The best line of the speech conveyed both the nobility and humility of the American way of life: “The liberty we prize is not America’s gift to the world; it is God’s gift to humanity.” Not a bad rendition of the self-evident truth that all men are created equal. And this from the president the press faulted for his verbal missteps. It’s quite refreshing to have a president who thinks the American founding is worth setting one’s sights by.

Bush was smart to leave the best—the most urgent and the most important—for last: foreign policy, where his sense of duty and honor came through with conviction and purpose. “One by one, the terrorists are learning the meaning of American justice.” And, “Let’s put it this way, they are no longer a problem to the United States and our friends and allies.” Can anyone imagine former Presidents Clinton or Carter saying this of terrorists who no longer walk this earth because of the noble sinews of American power?
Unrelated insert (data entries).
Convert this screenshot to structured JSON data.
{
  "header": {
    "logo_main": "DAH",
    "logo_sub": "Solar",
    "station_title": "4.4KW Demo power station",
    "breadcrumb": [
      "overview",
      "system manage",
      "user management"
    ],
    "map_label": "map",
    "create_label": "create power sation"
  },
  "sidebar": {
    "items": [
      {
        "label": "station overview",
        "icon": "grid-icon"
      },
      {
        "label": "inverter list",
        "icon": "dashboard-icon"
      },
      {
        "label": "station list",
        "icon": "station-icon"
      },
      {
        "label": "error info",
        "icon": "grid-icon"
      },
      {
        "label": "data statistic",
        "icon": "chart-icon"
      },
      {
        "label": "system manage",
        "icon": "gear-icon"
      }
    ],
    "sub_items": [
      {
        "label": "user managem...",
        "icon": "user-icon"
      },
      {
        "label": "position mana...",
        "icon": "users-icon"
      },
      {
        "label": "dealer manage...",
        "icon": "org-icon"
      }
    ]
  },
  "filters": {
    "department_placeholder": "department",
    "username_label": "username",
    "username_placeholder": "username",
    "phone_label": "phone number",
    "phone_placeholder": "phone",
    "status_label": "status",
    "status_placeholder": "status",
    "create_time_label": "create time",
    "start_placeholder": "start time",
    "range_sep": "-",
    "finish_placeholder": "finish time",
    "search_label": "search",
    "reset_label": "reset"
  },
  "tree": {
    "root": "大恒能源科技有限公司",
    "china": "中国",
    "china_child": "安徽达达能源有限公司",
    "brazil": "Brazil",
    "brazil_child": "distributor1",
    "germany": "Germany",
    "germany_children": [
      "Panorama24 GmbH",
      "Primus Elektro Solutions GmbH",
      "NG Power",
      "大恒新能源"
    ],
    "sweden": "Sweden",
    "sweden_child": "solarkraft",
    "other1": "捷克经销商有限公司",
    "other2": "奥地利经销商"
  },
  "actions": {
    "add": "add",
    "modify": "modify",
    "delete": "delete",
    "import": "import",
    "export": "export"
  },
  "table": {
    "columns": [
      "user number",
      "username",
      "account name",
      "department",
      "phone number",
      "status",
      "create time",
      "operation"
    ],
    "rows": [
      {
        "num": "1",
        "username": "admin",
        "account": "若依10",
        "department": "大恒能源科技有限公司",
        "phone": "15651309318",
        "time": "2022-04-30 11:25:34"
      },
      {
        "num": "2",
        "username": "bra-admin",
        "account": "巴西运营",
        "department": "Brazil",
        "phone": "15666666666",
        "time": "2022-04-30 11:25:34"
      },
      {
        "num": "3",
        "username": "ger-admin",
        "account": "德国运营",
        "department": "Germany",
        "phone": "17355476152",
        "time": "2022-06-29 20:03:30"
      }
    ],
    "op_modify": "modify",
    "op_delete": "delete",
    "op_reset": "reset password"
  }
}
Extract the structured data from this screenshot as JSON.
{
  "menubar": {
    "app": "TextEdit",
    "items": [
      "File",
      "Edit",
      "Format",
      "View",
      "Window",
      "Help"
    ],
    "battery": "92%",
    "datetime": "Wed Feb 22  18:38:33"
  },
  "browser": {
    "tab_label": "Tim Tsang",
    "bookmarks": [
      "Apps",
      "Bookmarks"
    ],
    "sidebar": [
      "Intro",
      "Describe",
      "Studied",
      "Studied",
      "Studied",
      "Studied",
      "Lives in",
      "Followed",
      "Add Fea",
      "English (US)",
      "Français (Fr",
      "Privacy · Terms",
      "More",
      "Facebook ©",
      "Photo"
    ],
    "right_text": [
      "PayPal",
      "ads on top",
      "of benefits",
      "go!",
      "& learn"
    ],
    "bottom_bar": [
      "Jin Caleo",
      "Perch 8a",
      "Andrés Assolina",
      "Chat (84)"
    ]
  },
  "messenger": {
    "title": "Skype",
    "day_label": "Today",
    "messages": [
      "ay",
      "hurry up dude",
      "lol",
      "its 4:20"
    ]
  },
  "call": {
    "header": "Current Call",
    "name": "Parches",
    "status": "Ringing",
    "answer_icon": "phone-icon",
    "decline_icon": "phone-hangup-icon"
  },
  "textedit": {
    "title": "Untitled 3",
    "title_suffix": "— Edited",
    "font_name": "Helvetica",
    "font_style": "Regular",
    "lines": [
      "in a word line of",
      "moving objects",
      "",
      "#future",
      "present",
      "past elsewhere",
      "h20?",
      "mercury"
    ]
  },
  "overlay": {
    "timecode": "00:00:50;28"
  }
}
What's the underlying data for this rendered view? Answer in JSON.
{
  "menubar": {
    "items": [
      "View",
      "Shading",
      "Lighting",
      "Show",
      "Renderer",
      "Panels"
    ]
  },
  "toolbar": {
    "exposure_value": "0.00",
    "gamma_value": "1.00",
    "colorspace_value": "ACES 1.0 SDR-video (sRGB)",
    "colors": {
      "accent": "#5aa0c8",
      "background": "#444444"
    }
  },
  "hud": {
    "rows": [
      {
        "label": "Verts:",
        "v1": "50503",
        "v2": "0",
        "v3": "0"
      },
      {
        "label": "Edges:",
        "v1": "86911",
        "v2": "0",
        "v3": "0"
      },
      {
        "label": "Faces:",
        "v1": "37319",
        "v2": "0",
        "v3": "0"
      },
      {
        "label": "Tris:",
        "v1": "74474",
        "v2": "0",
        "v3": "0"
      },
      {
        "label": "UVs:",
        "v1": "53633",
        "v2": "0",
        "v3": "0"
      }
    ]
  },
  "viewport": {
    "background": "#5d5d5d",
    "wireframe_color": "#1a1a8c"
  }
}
The president clearly put forth an American foreign policy that sees prevention—not reaction—as the best means of national defense. He noted that while America will consult with the United Nations on February 5th, “the course of this nation does not depend on the decisions of others.” This is one tough hombre, who takes his oath of office seriously— to “preserve, protect, and defend the Constitution of the United States.”

The least memorable part of his speech was his wish list for Congress. Here his experience as a former governor played up compassion at times to the detriment of conservatism. We expect state governments to administer programs and take care of the various and diverse needs of citizens. But a federal program to produce hydrogen-powered automobiles? Hardly a typical line item from a conservative Republican president.

That said, his promotion of economic growth as the key to job creation and greater tax revenues was a return to standard conservative policies. So, too, was his rejection of “a nationalized health care system that dictates coverage and rations care,” and a request to offer younger workers an alternative to Social Security that gives them “a chance to invest in retirement accounts that they will control and they will own.” In short, Bush hopes to streamline two huge budget items in a manner that preserves the freedom and responsibility of individuals.

The themes of freedom and responsibility addressed by the president will shape his legislative agenda on both domestic and foreign policy. It remains to be seen if the new Republican-controlled Congress holds the same vision for America.

“Free people will set the course of history.” A simple statement by the president. May the United States rise to the challenge of the responsibility of freedom.

Lucas Morel is assistant professor of politics at Washington and Lee University in Lexington, Virginia and is an Adjunct Fellow at the Ashbrook Center.